MAIORIA QUER CONSTITUINTE EM 85


Publicado na Folha de S. Paulo, domingo, 16 de dezembro de 1984


A maioria da população brasileira quer uma Constituinte, já em 1985, para alterar de forma substancial a Constituição. Pesquisa efetuada pela Folha em São Paulo, Rio, Belo Horizonte, Porto Alegre, Salvador e Curitiba indica que 62,2% dos entrevistados favoráveis à Assembléia Nacional Constituinte preferem que ela seja convocada imediatamente após a posse do presidente a ser eleito no Colégio Eleitoral, a 15 de março. Outros 11,1% defendem a convocação para novembro de 86, junto com a eleição de deputados, senadores e governadores. E 10,5% querem votar a Constituinte em novembro de 86, desde que junto com a eleição do presidente da República. Apenas 5,7% não manifestaram opinião. Indagados se a Constituição brasileira deve ser substancialmente modificada, 58,6% dos entrevistados responderam sim e 16,3% disseram não.
"Tecnicamente, em termos de racionalidade política, em termos de ciência política, só em 86 teremos condições de convocar uma Constituinte", disse ontem à Folha o candidato indireto Tancredo Neves, pouco depois de chegar em Aracaju (SE), para o último comício de sua campanha à Presidência.

EDITORIAL - 1985 Posse, Diretas e Constituinte

Tantos têm sido os compromissos e condicionamentos a servir de contraponto para a transição vivida pelo País rumo à democracia, que esta parece ao mesmo tempo cada vez mais ao alcance da mão e nunca se tornar real. Desde que se passou da vigorosa urgência manifestada durante a campanha das diretas-já ao gradualismo, travado de renitências, posterior à rejeição da emenda Dante de Oliveira, o controle do processo político - como se praticamente nada tivesse acontecido - voltou a se fazer restrito às cúpulas partidárias e dependente do acordo para o qual convirjam.
É entretanto desejo dos cidadãos que a democracia no País venha já, sem ressalvas nem hesitações, e que o próximo governo se cubra de uma indispensável e efetiva legitimidade popular.
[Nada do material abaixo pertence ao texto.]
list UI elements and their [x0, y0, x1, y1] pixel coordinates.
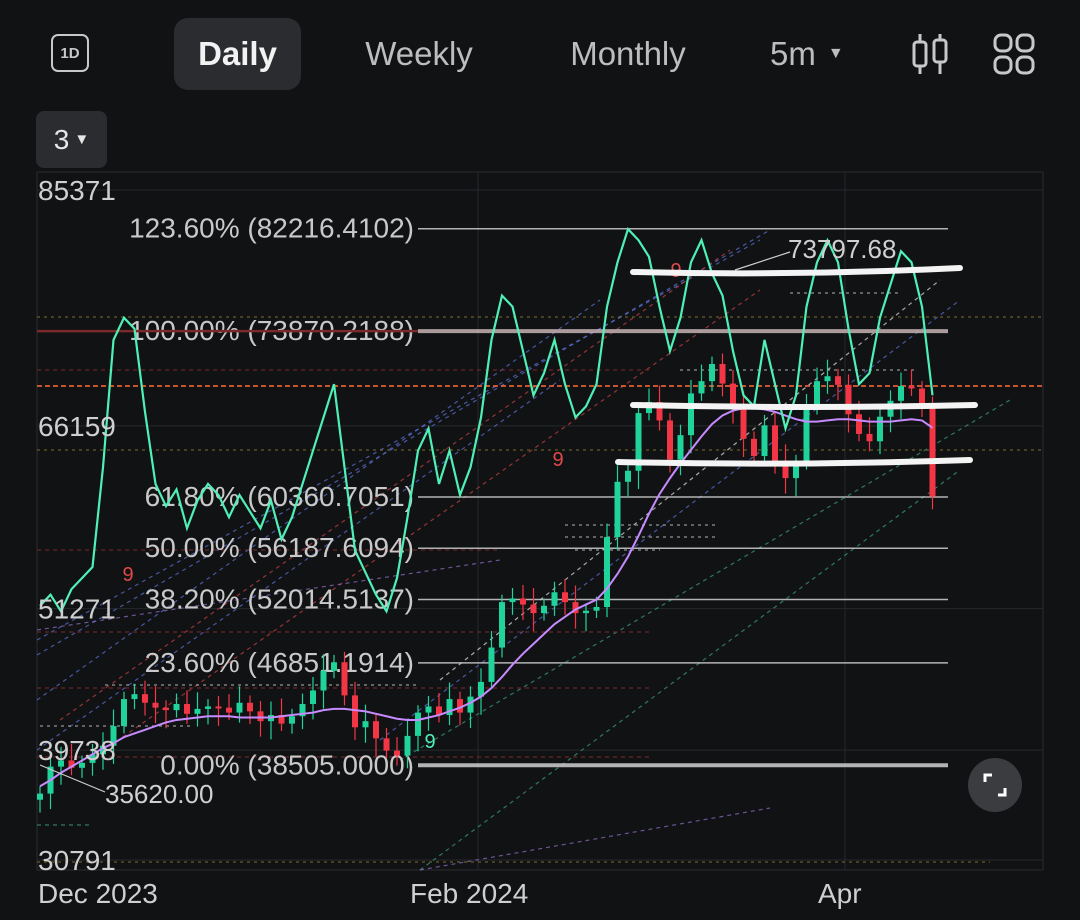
candle [341, 662, 348, 696]
candle [383, 738, 390, 751]
high-annotation: 73797.68 [788, 234, 896, 264]
candle [814, 381, 820, 405]
trendline [419, 469, 961, 871]
candle [866, 433, 873, 442]
trendline [89, 289, 761, 761]
candle [614, 481, 621, 538]
trendline [399, 399, 1011, 761]
candle [236, 702, 243, 713]
fib-level-label: 23.60% (46851.1914) [145, 647, 414, 678]
candle [898, 386, 904, 401]
candle [604, 537, 610, 608]
price-chart[interactable]: 123.60% (82216.4102)100.00% (73870.2188)… [0, 0, 1080, 920]
candle [394, 750, 400, 756]
hand-drawn-level [615, 457, 973, 467]
candle [698, 381, 705, 394]
candle [131, 694, 138, 700]
candle [488, 647, 495, 682]
hand-drawn-level [630, 265, 963, 277]
candle [184, 703, 190, 714]
x-axis-label: Dec 2023 [38, 878, 158, 909]
candle [877, 416, 883, 442]
candle [551, 592, 558, 606]
candle [415, 712, 421, 736]
candle [583, 610, 589, 614]
candle [929, 406, 936, 497]
candle [824, 376, 831, 382]
candle [751, 438, 757, 457]
trendline [419, 807, 771, 871]
candle [719, 363, 726, 384]
sequential-marker: 9 [122, 564, 133, 586]
y-axis-label: 39738 [38, 735, 116, 766]
sequential-marker: 9 [552, 449, 563, 471]
candle [530, 604, 537, 614]
candle [362, 721, 369, 728]
fib-level-label: 50.00% (56187.6094) [145, 532, 414, 563]
y-axis-label: 30791 [38, 845, 116, 876]
y-axis-label: 85371 [38, 175, 116, 206]
high-annotation-leader [734, 251, 791, 271]
candle [761, 425, 768, 457]
candle [173, 703, 180, 711]
candle [740, 408, 747, 439]
candle [562, 592, 568, 603]
candle [509, 598, 516, 603]
x-axis-label: Apr [818, 878, 862, 909]
candle [205, 706, 211, 709]
trendline [439, 279, 941, 681]
candle [142, 694, 148, 703]
candle [257, 711, 264, 722]
candle [331, 662, 337, 671]
fullscreen-icon [983, 773, 1007, 797]
candle [373, 721, 379, 739]
candle [152, 702, 159, 708]
sequential-marker: 9 [424, 731, 435, 753]
candle [520, 598, 526, 605]
y-axis-label: 51271 [38, 594, 116, 625]
x-axis-label: Feb 2024 [410, 878, 528, 909]
candle [163, 707, 169, 711]
candle [667, 420, 673, 460]
candle [709, 363, 715, 382]
hand-drawn-level [630, 402, 978, 410]
candle [404, 735, 411, 756]
candle [541, 605, 547, 614]
candle [803, 404, 810, 463]
low-annotation: 35620.00 [105, 779, 213, 809]
fib-level-label: 123.60% (82216.4102) [129, 213, 414, 244]
candle [215, 706, 222, 709]
candle [289, 716, 295, 724]
candle [835, 376, 841, 385]
candle [121, 699, 127, 727]
candle [247, 702, 253, 712]
candle [677, 435, 684, 460]
candle [856, 414, 862, 434]
candle [772, 425, 778, 461]
candle [499, 602, 505, 648]
candle [226, 707, 232, 713]
candle [688, 393, 694, 436]
candle [310, 690, 316, 704]
trendline [379, 299, 961, 741]
fib-level-label: 61.80% (60360.7051) [145, 481, 414, 512]
candle [37, 793, 43, 800]
fullscreen-button[interactable] [968, 758, 1022, 812]
candle [320, 670, 327, 691]
y-axis-label: 66159 [38, 411, 116, 442]
candle [593, 607, 600, 611]
candle [908, 386, 915, 389]
candle [625, 470, 631, 482]
candle [425, 706, 432, 713]
candle [194, 708, 201, 714]
trendline [36, 239, 761, 641]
Nisto se baseia a proposta lançada pela Folha em editorial de 15 de novembro, de que o novo Presidente convoque eleições diretas logo após a posse e delas participe.
O problema da democracia brasileira não se esgota, contudo, na eleição presidencial. Para que se instaure não só um governo legítimo, mas uma realidade inequivocamente democrática; para que se origine das urnas não só um governo capaz de enfrentar corajosamente as graves dificuldades existentes no campo social e econômico, mas uma ordenação estável das relações entre os cidadãos, e entre estes e o Estado, impõe-se a convocação de uma Assembléia Nacional Constituinte, pronta a dar forma acabada, clara e permanente a um real impulso da sociedade rumo à democracia. Este se mostra, tantas foram as tergiversações, ainda adstrito ao ritmo incerto das conveniências entre as facções hegemônicas, ainda preso às indecisões da imaturidade, ainda não fortalecido por um texto legal que fosse acatado como coroamento da estrutura institucional do País.
Tem sido posição deste jornal desde janeiro de 1980 a luta pela Constituinte. Mais do que nunca impõe-se convocá-la, no ocaso do regime autoritário. Não se pode manter o povo brasileiro frustrado em sua expectativa de democracia, nem a Nação paralisada como por encanto diante de uma promessa ainda longínqua, a que não se lança de frente para cumprir.
Que o novo Presidente proponha ao Congresso eleições para a Constituinte o mais breve possível, fazendo-as coincidir ainda em 1985 com as eleições presidenciais. Que transcorra, entre a posse e as eleições, apenas o tempo estritamente necessário para as mudanças que a formação de uma Constituinte de fato livre e representativa exige. Referimo-nos à Instituição da mais ampla liberdade de organização partidária; também a legislação eleitoral deverá evitar os abusos do poder econômico, assegurar o livre acesso aos meios de comunicação e reformular os critérios de representação dos diversos Estados, ajustando-a a seu peso populacional. Até que seja promulgada a nova Carta, espera-se do Presidente que não governe fazendo uso dos mecanismos autoritários ainda em vigor no País. Desse modo, o próximo Congresso, eleito em 1986, não precisará sobrepor a sua tarefa legislativa ordinária à elaboração do novo texto constitucional. Que se reúna já no gozo de suas atribuições normais, pronto a exercer o papel que dele se exige nas democracias. Assegurado o direito dos atuais parlamentares a concorrer para a Assembléia Constituinte, sem prejuízo de seu cargo no Congresso (do qual apenas se afastariam provisoriamente, caso eleitos), far-se-á assim completa a transição para a democracia.
Não há razão cabível para que por mais tempo se negue aos brasileiros a plena posse de si mesmos.
Não precisam, não querem e não podem esperar mais.